RLU are the units used for most luminescence measurements. RLU do not have any physical meaning and are often not comparable between different instruments. This is due to the way light is measured in a luminometer: briefly, luminometers use a photomultiplier tube (PMT); photons striking a photocathode at the entrance window of a PMT produce electrons, which are then accelerated by a high-voltage field and multiplied in number within a chain of dynodes by the process of secondary emission, and finally reach the anode connected to an output processing circuit. Then, this is translated to an output signal, that can be a pulse (if the PMT works in photon counting mode) or an analog current if the PMT works in analog mode (also known as current mode).

The output is affected by the PMT mode, the voltage applied, the efficiency of the PMT and other parameters, that make it really difficult to relate the output to any physical magnitude depending on the quantity of light emitted by the sample.  As a consequence, some instruments can give values between 0 and 10 million, others between 0.0001 and 100, others something completely different. Hence, light units are kept relative to other measurements taken in the same instrument.

While the use of relative units can be a problem in some areas, it is absolutely fine in most life science applications, since they are mostly related to a control and they treat all results in relation to that value (e.g. the values in condition B can be 50% of the control value, while the values in condition C are 12 times higher than those of the control).

It is possible to measure a sample of a known intensity in two different instruments and to use the value as a reference to compare measurements in both instruments. This is easy and quite reliable if the instruments are similar (for example, same manufacturer and same type of PMT), but caution has to be exercised comparing instruments which are very different (for example, with PMT working in different modes, with different dynamic ranges, and so on). It is not recommended to use biological or chemical samples as reference, as there is an important degree of variability, and sometimes it is not possible to get the same measurement from the same sample (for example, in flash reactions the sample could be measured only once, and in glow reactions there could be a noticeable decay in luminescence between the first and the second measurements).

Instead, electronic light sources (for example, LEDs) which are periodically calibrated are recommended. Examples of such sources are our Luminescence Test Plates and Luminescence Test Tubes, and they are often used to verify the performance of microplate luminometers and tube luminometers, respectively.

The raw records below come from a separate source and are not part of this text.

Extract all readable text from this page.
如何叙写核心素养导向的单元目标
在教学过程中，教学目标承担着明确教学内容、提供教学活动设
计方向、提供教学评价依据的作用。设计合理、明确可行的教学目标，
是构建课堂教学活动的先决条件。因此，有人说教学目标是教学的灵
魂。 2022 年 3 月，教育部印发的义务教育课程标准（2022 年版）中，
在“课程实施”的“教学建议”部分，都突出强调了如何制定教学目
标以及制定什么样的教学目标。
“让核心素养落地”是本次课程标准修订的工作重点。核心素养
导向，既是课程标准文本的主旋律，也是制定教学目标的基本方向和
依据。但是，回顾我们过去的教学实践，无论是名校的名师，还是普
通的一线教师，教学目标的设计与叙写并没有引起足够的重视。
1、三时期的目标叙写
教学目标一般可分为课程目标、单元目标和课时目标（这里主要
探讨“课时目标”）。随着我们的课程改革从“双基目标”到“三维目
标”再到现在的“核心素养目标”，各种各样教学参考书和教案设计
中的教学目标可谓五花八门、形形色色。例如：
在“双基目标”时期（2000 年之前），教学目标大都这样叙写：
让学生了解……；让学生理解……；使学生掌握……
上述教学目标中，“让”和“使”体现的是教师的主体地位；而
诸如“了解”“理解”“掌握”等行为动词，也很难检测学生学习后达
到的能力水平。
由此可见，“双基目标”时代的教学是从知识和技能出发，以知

Our tube luminometers and microplate readers provide RLU values that are very similar and comparable with each other. We use PMTs that work in photon counting mode and implement an internal RLU factor to calibrate our instruments to stable light sources of known intensity.

RLU or RLU/s?

Many instruments express the measured values as RLU, while others take the measurement time into account and use RLU/s instead. At Berthold Technologies we use RLU/s by default, as this makes values comparable independently of the measurement time. In addition, it is really easy to convert RLU/s to RLU: just multiply by the measurement time.